If the Cardinals shoot anywhere close to the way they did against Western Kentucky and Morgan State, Louisville will coast to victory over the Wildcats. In the last two games, Louisville had 50 assists and made 62.3 percent of its three-point shots (33-53), and the 218 combined points Louisville scored against WKU and Morgan State is the fifth highest total for consecutive games in UofL history. Kentucky's length on the perimeter will test Louisville's outside shooting as the Wildcats have held foes to 29 percent three-point shooting this season.
Louisville wants to play fast, get up and down the court, and wear on opposing teams with a deep bench. John Calpari typically prefers that style, too, but doesn't have a bench near as deep as Louisville's. That's why the Wildcats played some zone in their last game against Coppin State hinting that Calipari might take a page from the Drexel playbook, the only team to beat Louisville this season. Still, the way Louisville has been shooting from the outside recently, a zone might not be the best strategy of defense against the Cardinals.
Can Kentucky freshman PG Brandon Knight handle Louisville's relentless pressure?
Louisville made 14 steals against Morgan State and rank sixth nationally with nearly 11 steals per game. The Cardinals have produced double digit steals in 7 of 12 games this season and rank 14th nationally in turnover margin. That might be bad news for Kentucky freshman point guard Brandon Knight, who has only three more assists than turnovers this season. Every Louisville opponent this season has at least two more turnovers than assists. If Knight can't handle Louisville's pressure, Kentucky won't be able to control the tempo.
Can Louisville hold their own against Kentucky on the boards?
Rebounding has been Louisville's biggest shortcoming this season. In their lone loss, Drexel out-muscled Louisville on the boards, out-rebounding the Cardinals by 20. That allowed Bruiser Flint's team to control the pace by slowing Louisville's fast break and not allowing the Cardinals to set up their full court pressure. Kentucky has out-rebounded its opponents by 6 per game and 6-9 freshman forward Terrence Jones is a deluxe glass-cleaner, averaging 9.6 boards per game, while center Josh Harrellson averages 9.4 rebounds. Louisville needs to step up its effort on the boards against a Kentucky lineup with height advantages at most positions.
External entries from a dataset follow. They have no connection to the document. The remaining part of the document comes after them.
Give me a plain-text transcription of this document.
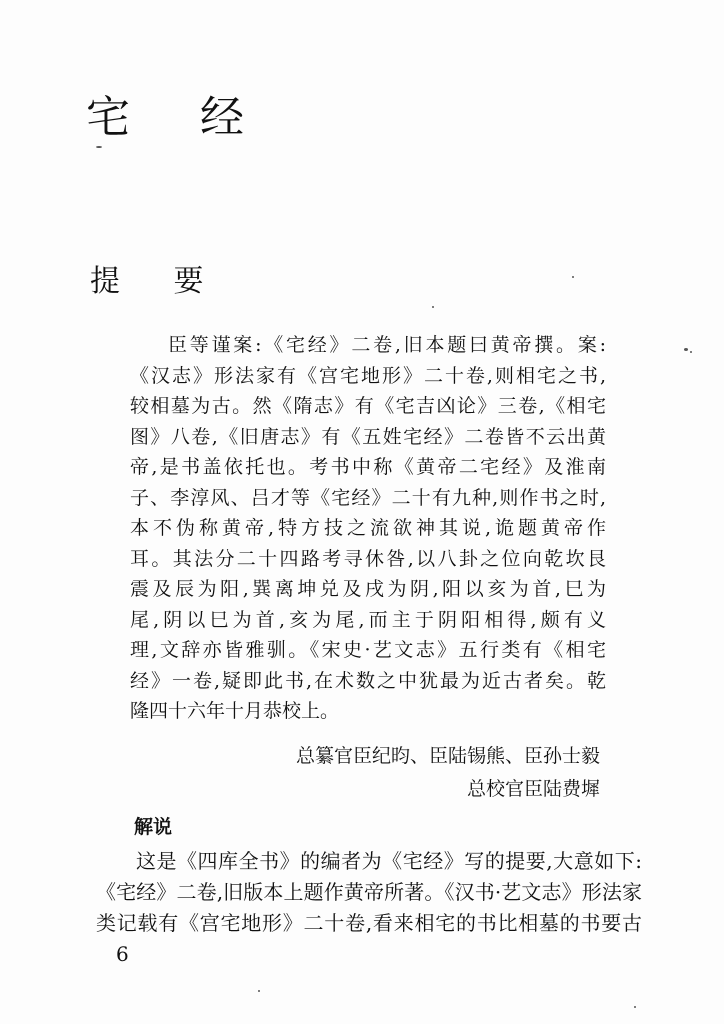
宅 经
提 要
臣等谨案:《宅经》二卷,旧本题曰黄帝撰。案:
《汉志》形法家有《宫宅地形》二十卷,则相宅之书,
较相墓为古。然《隋志》有《宅吉凶论》三卷,《相宅
图》八卷,《旧唐志》有《五姓宅经》二卷皆不云出黄
帝,是书盖依托也。考书中称《黄帝二宅经》及淮南
子、李淳风、吕才等《宅经》二十有九种,则作书之时,
本不伪称黄帝,特方技之流欲神其说,诡题黄帝作
耳。其法分二十四路考寻休咎,以八卦之位向乾坎艮
震及辰为阳,巽离坤兑及戌为阴,阳以亥为首,巳为
尾,阴以巳为首,亥为尾,而主于阴阳相得,颇有义
理,文辞亦皆雅驯。《宋史·艺文志》五行类有《相宅
经》一卷,疑即此书,在术数之中犹最为近古者矣。乾
隆四十六年十月恭校上。
总纂官臣纪昀、臣陆锡熊、臣孙士毅
总校官臣陆费墀
解说
这是《四库全书》的编者为《宅经》写的提要,大意如下:
《宅经》二卷,旧版本上题作黄帝所著。《汉书·艺文志》形法家
类记载有《宫宅地形》二十卷,看来相宅的书比相墓的书要古

6
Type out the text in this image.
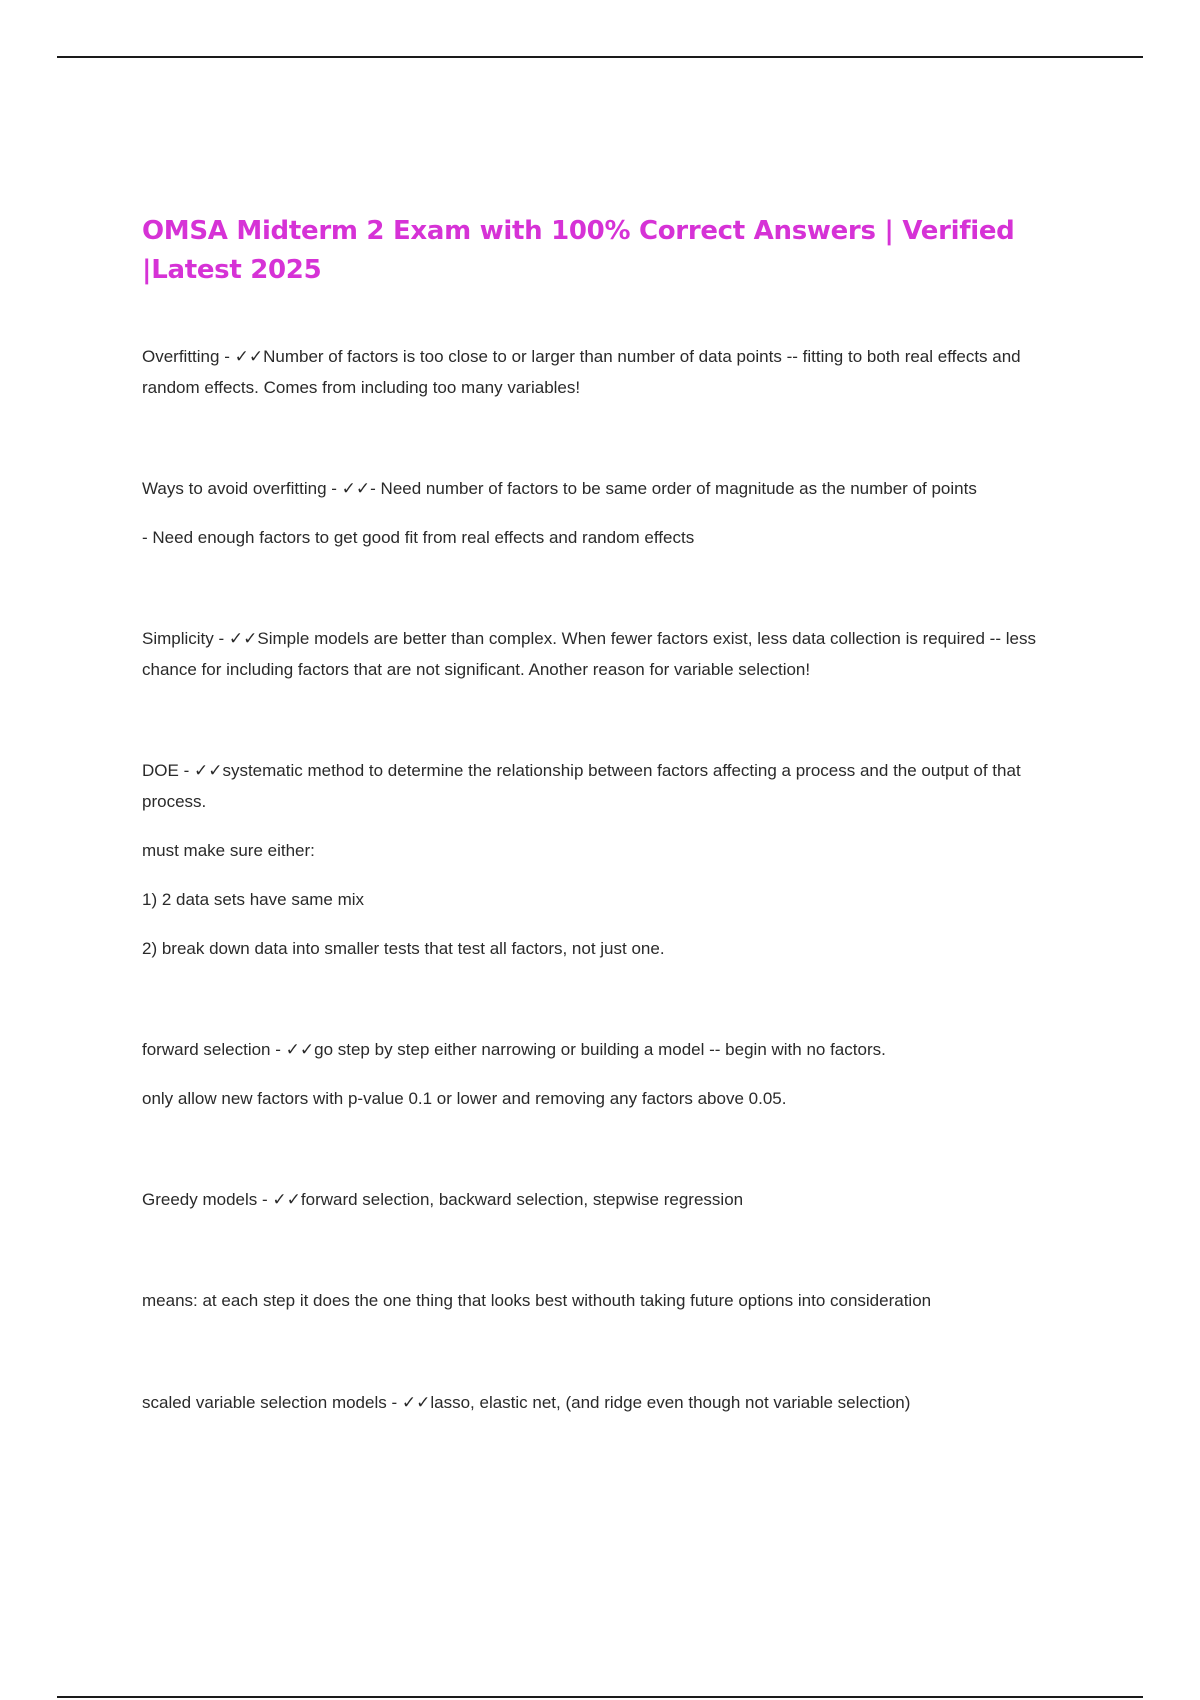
OMSA Midterm 2 Exam with 100% Correct Answers | Verified |Latest 2025

Overfitting - ✓✓Number of factors is too close to or larger than number of data points -- fitting to both real effects and random effects. Comes from including too many variables!

Ways to avoid overfitting - ✓✓- Need number of factors to be same order of magnitude as the number of points

- Need enough factors to get good fit from real effects and random effects

Simplicity - ✓✓Simple models are better than complex. When fewer factors exist, less data collection is required -- less chance for including factors that are not significant. Another reason for variable selection!

DOE - ✓✓systematic method to determine the relationship between factors affecting a process and the output of that process.

must make sure either:

1) 2 data sets have same mix

2) break down data into smaller tests that test all factors, not just one.

forward selection - ✓✓go step by step either narrowing or building a model -- begin with no factors.

only allow new factors with p-value 0.1 or lower and removing any factors above 0.05.

Greedy models - ✓✓forward selection, backward selection, stepwise regression

means: at each step it does the one thing that looks best withouth taking future options into consideration

scaled variable selection models - ✓✓lasso, elastic net, (and ridge even though not variable selection)
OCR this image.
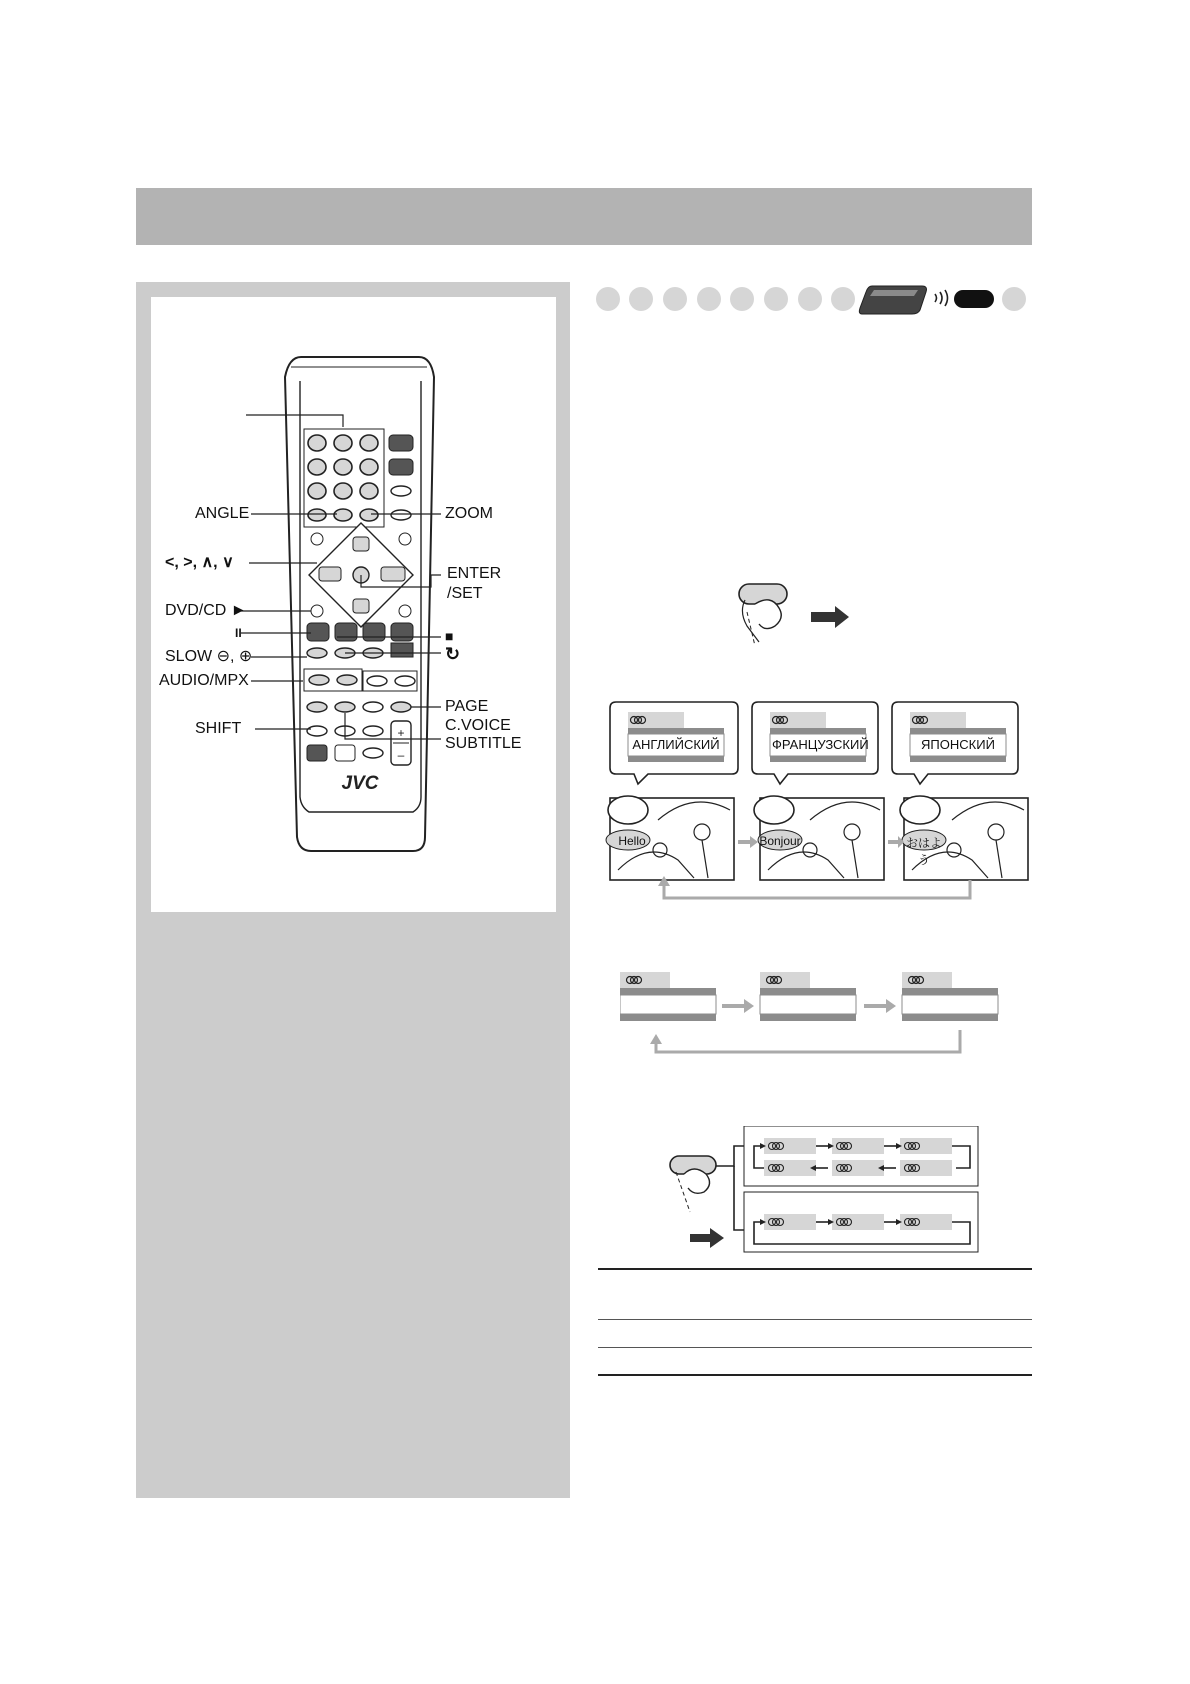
+
–
JVC
ANGLE
<, >, ∧, ∨
DVD/CD ►
II
SLOW ⊖, ⊕
AUDIO/MPX
SHIFT
ZOOM
ENTER
/SET
■
↻
PAGE
C.VOICE
SUBTITLE	АНГЛИЙСКИЙ	ФРАНЦУЗСКИЙ	ЯПОНСКИЙ
Hello	Bonjour	おはよう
Kentucky had no answer for UNC center Tyler Zeller, who had 27 points and 11 rebounds in a win over the Wildcats this month. Kentucky also couldn't handle UConn center Alex Oriaki, who dropped 18 and 11 on Calipari's team. Can Louisville center's Terrence Jennings and Gorgui Dieng take advantage of the Wildcats in the post? Defensively, Jennings and Dieng rank among the best shot blockers nationally, but neither has shown an ability to dominate a game scoring or rebounding. Jennings scored 15 points against Morgan State, but had only two rebounds. Dieng scored 8 points in two of the last three games, and averaged 7 rebounds in those contests. Jennings and Dieng have a chance to deliver big performances for Louisville. Will they seize the opportunity?
Will Kentucky's freshmen be up to the challenge against Louisville?
Kentucky's three best players – Terrence Jones, Brandon Knight and Doron Lamb – happen to be freshmen. Jones, Knight and Lamb are Kentucky's top three scorers and the Wildcats rely heavily on them for offensive production. What remains seen is whether Calipari's freshmen can handle Louisville's pressure in a hostile environment at the KFC Yum! Center. In their two biggest tests this season against UConn and North Carolina, those three couldn't deliver a win. Against UConn, Knight had nearly as many turnovers (5) as points (6), while Lamb was a virtual no-show against the Huskies. Though Lamb came up big at UNC with 24 points, Knight had six turnovers and Jones fouled out with just 9 points and 6 rebounds.
Which team will maintain composure and execute better?
Let's face it. These two teams – and coaches – hate each other. There is no love lost between these two rivals. That was evident in last year's slug-fest that featured 51 personal fouls and five technical fouls. Kentucky won that game because they simply had greater talent. That gap isn't as wide this time, though Jones and Knight will be the best NBA prospects on the court Friday. Still, Calipari's freshmen don't strike fear the way John Wall, DeMarcus Cousins and Eric Bledsoe did. Louisville has the deeper, more experienced team this season, and the Cardinals arguably have played better team ball than the Wildcats this season. Louisville's experience and home court advantage could give them the edge.